Beag le dévisageait, et il ne put s'empêcher de sourire. Il avait envie d'être téméraire, alors il reprit :

— Même si je pourrais commencer ici...

— Je ne vois pas de quoi tu parles, déclara Beag, tout en restant maître de lui.

— Je l'ai reconnu, je ne le dirais pas, mais je sais qui est Sane. Je ne sais pas comment tu t'es retrouvé à le compter dans tes rangs, mais tu joues un jeu dangereux.

— Tu me fournis beaucoup de raison de te tuer, constata Beag.

— Ou beaucoup pour te prouver que je suis quelqu'un de confiance. Je pourrais t'être utile. Te donner des conseils pour tenir ton camp et tes hommes. J'ai étudié les stratégies de guerre. Je peux entraîner tes soldats... prendre soin de ta sœur.

— Pardon ?!! s'exclama Beag en se mettant debout.

— Tu ne peux pas toujours être avec elle, alors, même si tu ne m'autorises pas à être armé, laisse-moi rester près d'elle.

— Je peux prendre soin de Maelia seul, s'énerva Beag.
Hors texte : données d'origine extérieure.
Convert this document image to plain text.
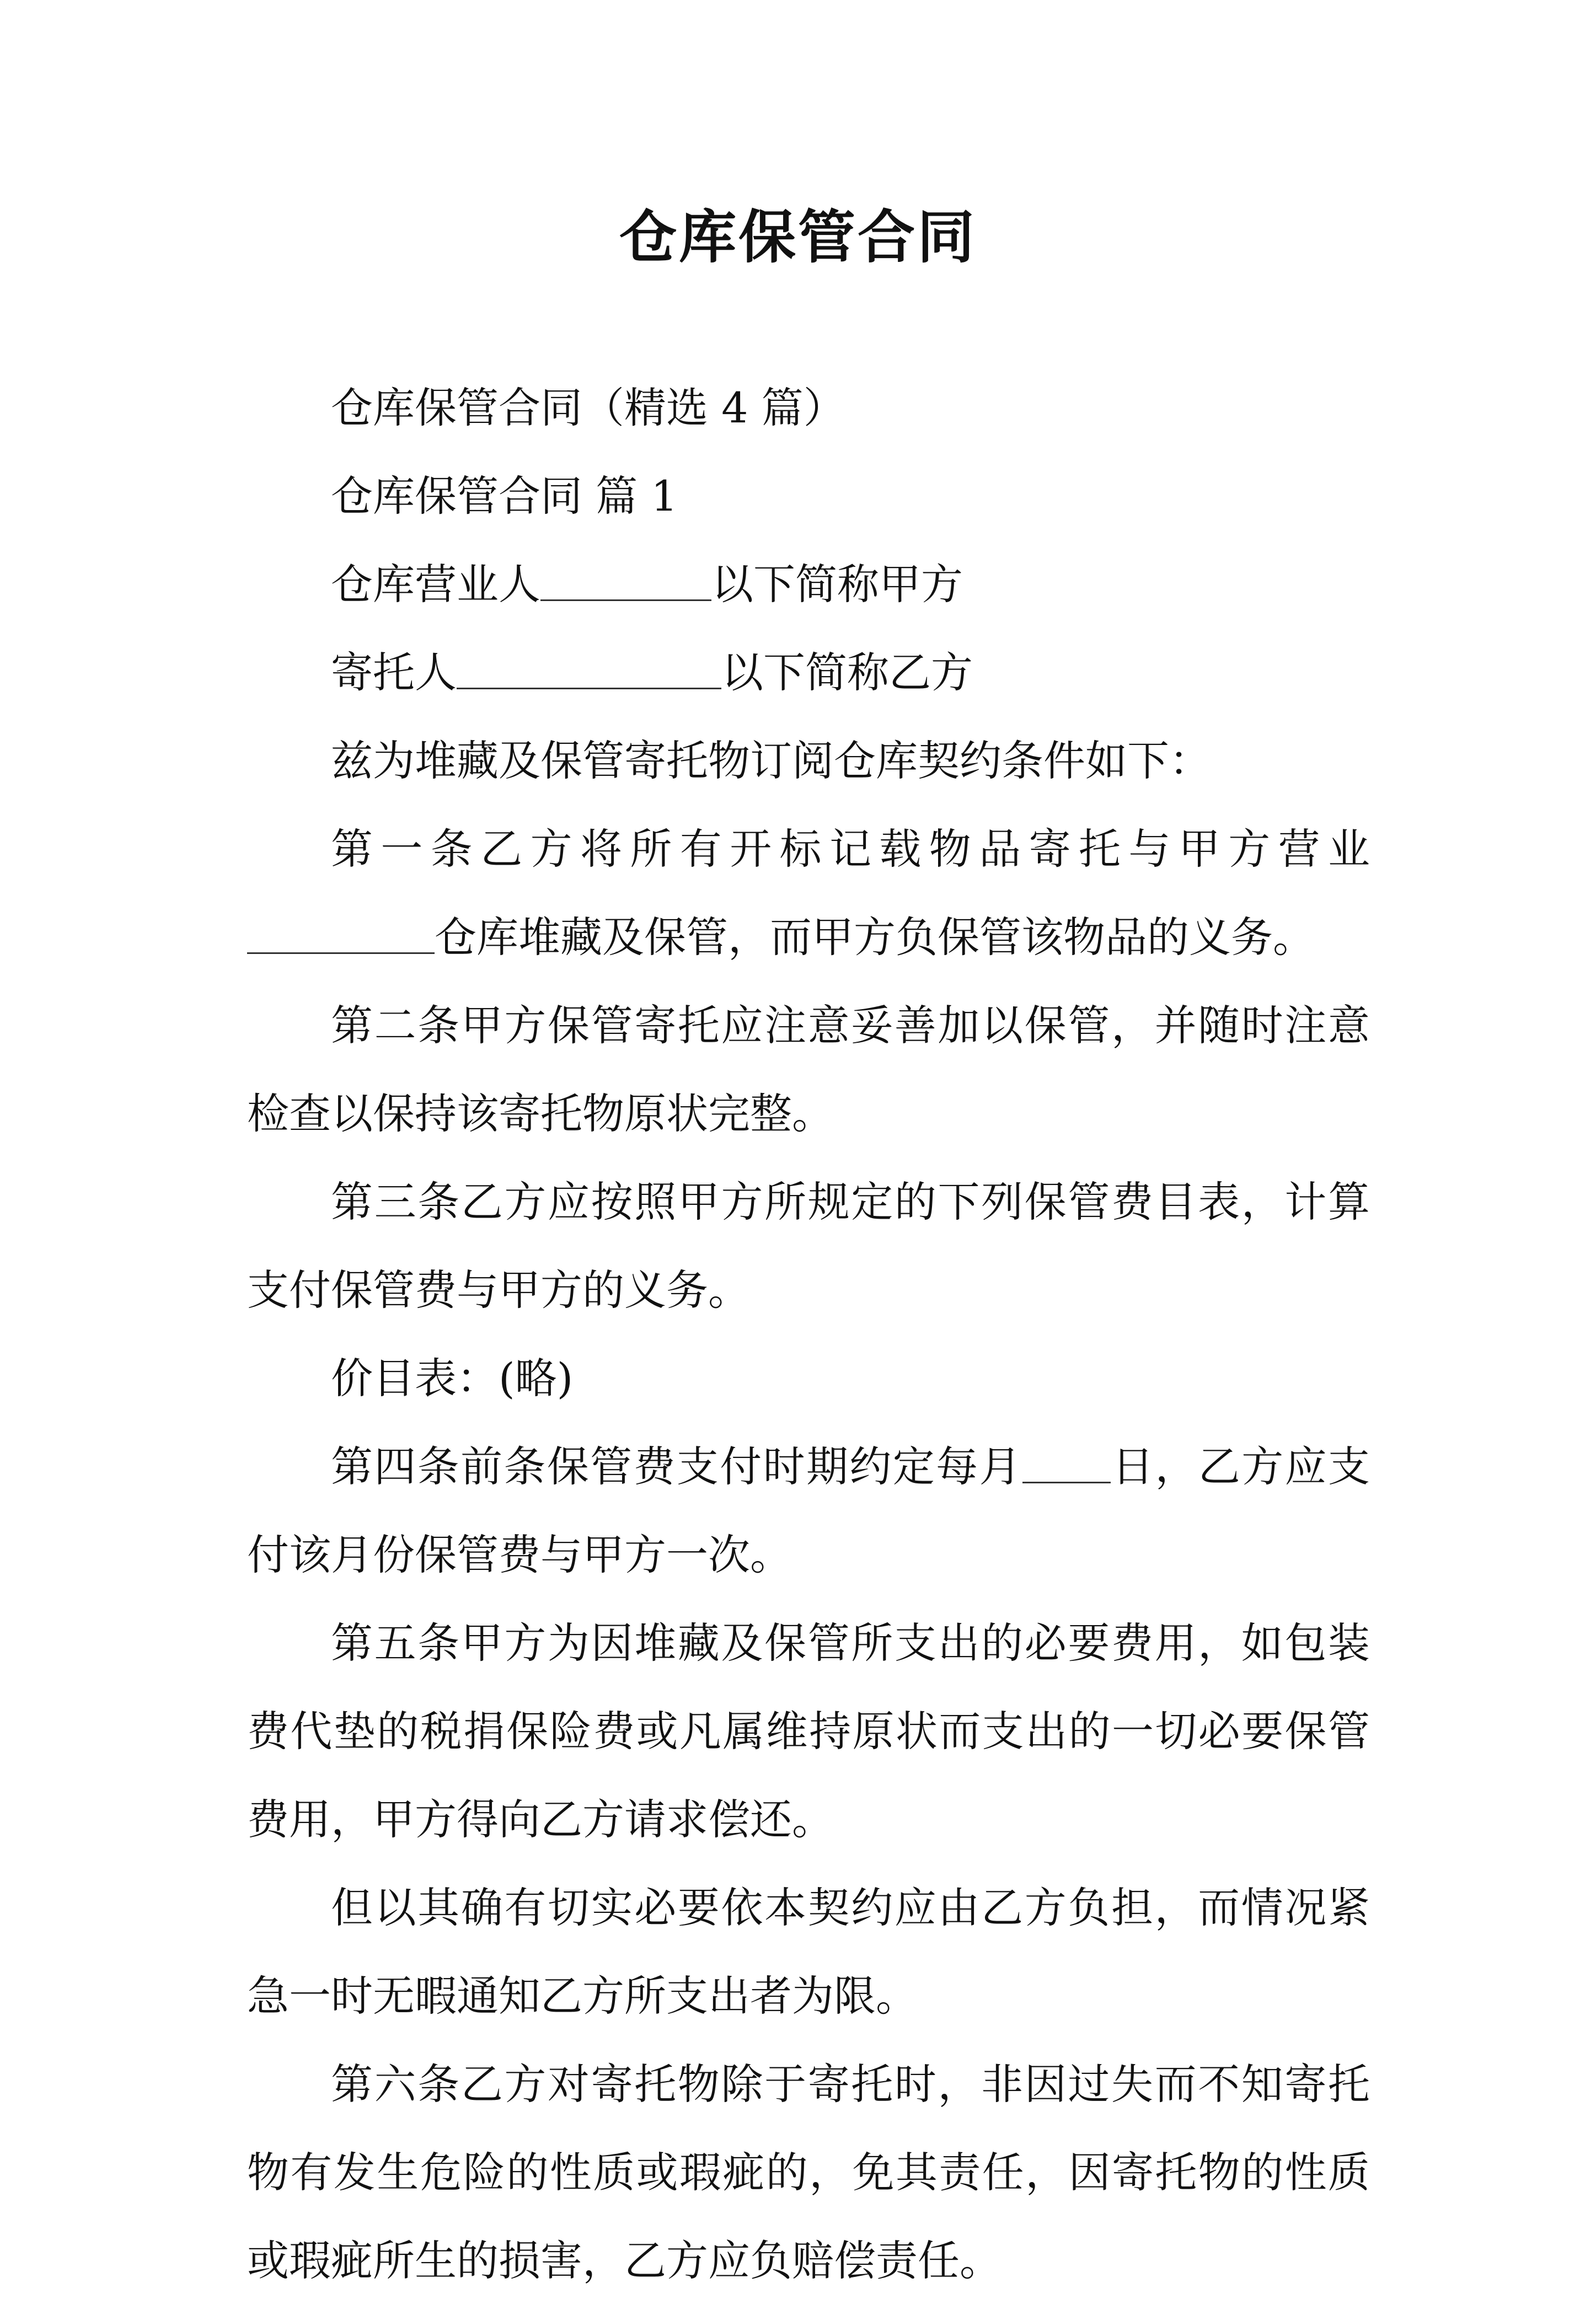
仓库保管合同

仓库保管合同（精选 4 篇）

仓库保管合同 篇 1

仓库营业人	以下简称甲方

寄托人	以下简称乙方

兹为堆藏及保管寄托物订阅仓库契约条件如下：

第一条乙方将所有开标记载物品寄托与甲方营业 仓库堆藏及保管，而甲方负保管该物品的义务。

第二条甲方保管寄托应注意妥善加以保管，并随时注意检查以保持该寄托物原状完整。

第三条乙方应按照甲方所规定的下列保管费目表，计算支付保管费与甲方的义务。

价目表：(略)

第四条前条保管费支付时期约定每月 日，乙方应支付该月份保管费与甲方一次。

第五条甲方为因堆藏及保管所支出的必要费用，如包装费代垫的税捐保险费或凡属维持原状而支出的一切必要保管费用，甲方得向乙方请求偿还。

但以其确有切实必要依本契约应由乙方负担，而情况紧急一时无暇通知乙方所支出者为限。

第六条乙方对寄托物除于寄托时，非因过失而不知寄托物有发生危险的性质或瑕疵的，免其责任，因寄托物的性质或瑕疵所生的损害，乙方应负赔偿责任。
Je ne te fais pas confiance, cracha le jeune homme.

— Si j'avais voulu te tuer, j'aurais déjà pu et je pense que tu as conscience que, sans prostituées dans ton camp, l'incident de ce soir se reproduira encore.

— Garde tes conseils...

Beag lui tourna le dos, puis pianota avec ses doigts sur la table, avant d'enfin se retourner.

— Ecoute, je ne sais pas encore quoi penser de toi. Mais je dois reconnaître que tu peux être utile... si jamais tu restes parmi nous. Pour les filles de joie, malheureusement c'est comme pour les forgerons, nous n'en avons pas... Et je sais que ça manque. Je n'ai pas besoin que tu me le fasses remarquer. Tu peux partir, j'ai appris ce que je voulais savoir. Pour ma sœur... demain je lui demanderais de passer la journée avec toi... tu n'as peut-être pas entièrement tort, lâcha-t-il les dents serrées d'avoir dû admettre ses limites.

— Merci, bonne nuit.

Tagan ne savait toujours pas s'il avait eu raison d'être aussi franc, mais un tourbillon de joie se baladait dans sa poitrine. Il préféra ne pas penser aux raisons de ce bonheur, ce n'était pas le lieu.

Drystan et lui retournèrent sous leur tente, prendre enfin le repos qu'ils méritaient.